2
votes

I have a 2D host array with 10 rows and 96 columns. I load this array to my cuda device global memory linearly i.e. row1, row2, row3 ... row10.

The array is of type float. In my kernel each thread accesses one float value from the device global memory.

 The BLOCK_SIZE I use is = 96
 The GRID_DIM I use is = 10

Now what I understood from the "Cuda C programming guide" for coalesced accesses, the pattern I am using is correct, access consecutively memory location by warp. But there is a clause about memory 128 byte memory alignment. Which I fail to understand.

Q1) 128 bytes memory alignment; Does it mean that each thread in a warp should access 4 bytes starting from an address 0x00 (for example) till 0x80?

Q2) So in the scenario, will I be making uncoalesced accesses or not?

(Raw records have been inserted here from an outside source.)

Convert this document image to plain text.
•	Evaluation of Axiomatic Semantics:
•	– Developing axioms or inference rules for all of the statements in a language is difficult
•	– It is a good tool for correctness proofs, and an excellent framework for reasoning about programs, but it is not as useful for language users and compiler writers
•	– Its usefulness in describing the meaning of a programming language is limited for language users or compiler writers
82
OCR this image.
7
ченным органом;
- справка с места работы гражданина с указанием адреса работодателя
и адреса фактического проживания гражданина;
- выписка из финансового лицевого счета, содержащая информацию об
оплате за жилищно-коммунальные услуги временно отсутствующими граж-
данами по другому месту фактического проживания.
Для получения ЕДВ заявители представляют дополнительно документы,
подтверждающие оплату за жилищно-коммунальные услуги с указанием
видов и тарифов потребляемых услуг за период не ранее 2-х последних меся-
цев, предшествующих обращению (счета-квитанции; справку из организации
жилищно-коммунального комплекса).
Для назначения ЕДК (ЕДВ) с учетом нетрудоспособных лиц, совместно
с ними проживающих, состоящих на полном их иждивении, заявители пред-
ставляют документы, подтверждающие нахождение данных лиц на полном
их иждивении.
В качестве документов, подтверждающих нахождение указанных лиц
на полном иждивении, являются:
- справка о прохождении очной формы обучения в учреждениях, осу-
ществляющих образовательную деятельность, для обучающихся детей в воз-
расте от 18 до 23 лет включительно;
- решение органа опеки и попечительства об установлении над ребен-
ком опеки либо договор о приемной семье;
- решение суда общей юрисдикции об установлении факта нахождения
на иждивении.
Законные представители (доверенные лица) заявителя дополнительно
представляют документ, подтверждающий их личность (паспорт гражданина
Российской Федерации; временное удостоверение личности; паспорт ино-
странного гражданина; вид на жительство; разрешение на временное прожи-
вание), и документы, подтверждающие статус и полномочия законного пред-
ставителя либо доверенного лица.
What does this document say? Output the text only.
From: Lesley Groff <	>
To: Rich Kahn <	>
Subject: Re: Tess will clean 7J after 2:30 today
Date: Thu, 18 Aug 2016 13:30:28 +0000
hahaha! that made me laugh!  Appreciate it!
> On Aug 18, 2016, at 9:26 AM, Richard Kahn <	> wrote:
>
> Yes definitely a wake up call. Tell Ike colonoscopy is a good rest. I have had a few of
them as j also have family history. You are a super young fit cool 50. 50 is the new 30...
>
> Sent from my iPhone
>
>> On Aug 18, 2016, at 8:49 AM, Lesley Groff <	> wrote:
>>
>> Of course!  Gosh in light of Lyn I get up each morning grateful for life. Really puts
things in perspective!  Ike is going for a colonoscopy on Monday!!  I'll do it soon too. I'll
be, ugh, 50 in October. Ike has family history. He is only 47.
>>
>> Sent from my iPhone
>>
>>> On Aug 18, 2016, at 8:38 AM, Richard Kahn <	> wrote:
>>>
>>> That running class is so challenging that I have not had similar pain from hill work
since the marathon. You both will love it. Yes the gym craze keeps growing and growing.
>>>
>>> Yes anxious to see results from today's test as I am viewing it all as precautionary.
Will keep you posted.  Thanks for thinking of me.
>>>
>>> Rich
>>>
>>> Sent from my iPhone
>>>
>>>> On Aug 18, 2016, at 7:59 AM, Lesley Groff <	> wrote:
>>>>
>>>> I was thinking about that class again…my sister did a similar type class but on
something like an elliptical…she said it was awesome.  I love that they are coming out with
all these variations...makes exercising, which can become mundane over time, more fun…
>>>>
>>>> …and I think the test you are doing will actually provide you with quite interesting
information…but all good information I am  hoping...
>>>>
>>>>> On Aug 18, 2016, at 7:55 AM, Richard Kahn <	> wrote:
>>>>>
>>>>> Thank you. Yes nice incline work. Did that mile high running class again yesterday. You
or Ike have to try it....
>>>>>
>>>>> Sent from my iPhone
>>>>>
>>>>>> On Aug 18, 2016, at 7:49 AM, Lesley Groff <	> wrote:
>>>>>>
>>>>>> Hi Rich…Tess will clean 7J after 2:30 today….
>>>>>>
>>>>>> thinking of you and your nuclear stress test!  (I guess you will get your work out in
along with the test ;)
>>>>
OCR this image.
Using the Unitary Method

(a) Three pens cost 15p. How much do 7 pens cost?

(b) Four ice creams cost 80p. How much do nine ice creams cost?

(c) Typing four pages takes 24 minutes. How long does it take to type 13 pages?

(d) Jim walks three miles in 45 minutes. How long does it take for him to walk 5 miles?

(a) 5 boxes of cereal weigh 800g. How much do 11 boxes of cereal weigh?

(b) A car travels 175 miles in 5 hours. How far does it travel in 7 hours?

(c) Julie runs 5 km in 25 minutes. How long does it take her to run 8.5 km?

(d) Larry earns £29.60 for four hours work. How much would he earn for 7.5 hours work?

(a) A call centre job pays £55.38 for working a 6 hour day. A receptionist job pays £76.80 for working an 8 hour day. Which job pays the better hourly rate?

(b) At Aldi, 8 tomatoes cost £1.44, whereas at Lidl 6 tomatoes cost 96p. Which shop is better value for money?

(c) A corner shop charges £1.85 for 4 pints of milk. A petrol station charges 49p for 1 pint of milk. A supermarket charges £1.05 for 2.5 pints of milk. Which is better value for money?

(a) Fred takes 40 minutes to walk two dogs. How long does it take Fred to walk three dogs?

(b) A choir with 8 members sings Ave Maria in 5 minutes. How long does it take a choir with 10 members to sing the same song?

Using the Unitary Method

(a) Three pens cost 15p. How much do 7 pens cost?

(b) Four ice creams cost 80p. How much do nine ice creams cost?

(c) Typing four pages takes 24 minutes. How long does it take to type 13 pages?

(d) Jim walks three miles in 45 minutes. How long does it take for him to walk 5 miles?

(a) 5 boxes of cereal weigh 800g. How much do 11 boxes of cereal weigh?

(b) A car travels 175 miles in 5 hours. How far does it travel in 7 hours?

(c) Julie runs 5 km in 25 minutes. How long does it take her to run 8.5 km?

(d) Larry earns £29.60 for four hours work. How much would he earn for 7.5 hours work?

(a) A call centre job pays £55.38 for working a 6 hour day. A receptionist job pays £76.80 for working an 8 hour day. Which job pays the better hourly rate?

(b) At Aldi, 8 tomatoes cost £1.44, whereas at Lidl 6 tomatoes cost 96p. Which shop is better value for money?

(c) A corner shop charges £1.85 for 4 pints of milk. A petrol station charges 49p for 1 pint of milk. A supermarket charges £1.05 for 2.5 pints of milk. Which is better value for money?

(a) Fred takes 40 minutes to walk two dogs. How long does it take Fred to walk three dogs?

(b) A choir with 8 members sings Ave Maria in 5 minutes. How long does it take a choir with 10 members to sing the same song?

My understanding is: one thread should make one memory access with should be 4 bytes, from range of address such as from 0x00 to 0x80. If a thread from a warp accesses a location outside it, its an uncoalesced access.

1

1 Answers

9
votes

Loads from global memory are usually done in chunks of 128 bytes, aligned on 128 byte boundaries. Coalesced memory access means that you keep all accesses from your warp to one chunk of 128 bytes. (In older cards, the memory had to be accessed in order of thread id, but newer cards no longer have this requirement.)

If the 32 threads in your warp each read a float, you will read a total of 128 bytes from global memory. If the memory is aligned correctly, all reads will be from the same block. If alignment is off, you'll need two reads. If you do something like a[32*i], then each access will come from a different 128 byte block in global memory, which will be very slow.

It doesn't matter which block you access, as long as all threads in a warp access the same block.

If you have an array of 96 floats, then if each thread with index i in your warp accesses a[i], it will be a coalesced read. Same with either a[i+32] or a[i+64].

So, the answer to Q1 is that all threads need to stay within the same block of length 128 bytes aligned on 128 byte boundaries.

The answer to your Q2 is that if your arrays are aligned correctly, and your accesses are of the form a[32*x+i] with i the thread id and x any integer that is the same for all threads, your accesses will be coalesced.

According to Section 5.3.2.1.1 of the programming guide, memory is always aligned on at least 256 byte boundaries, so arrays created with cudaMalloc are always aligned correctly.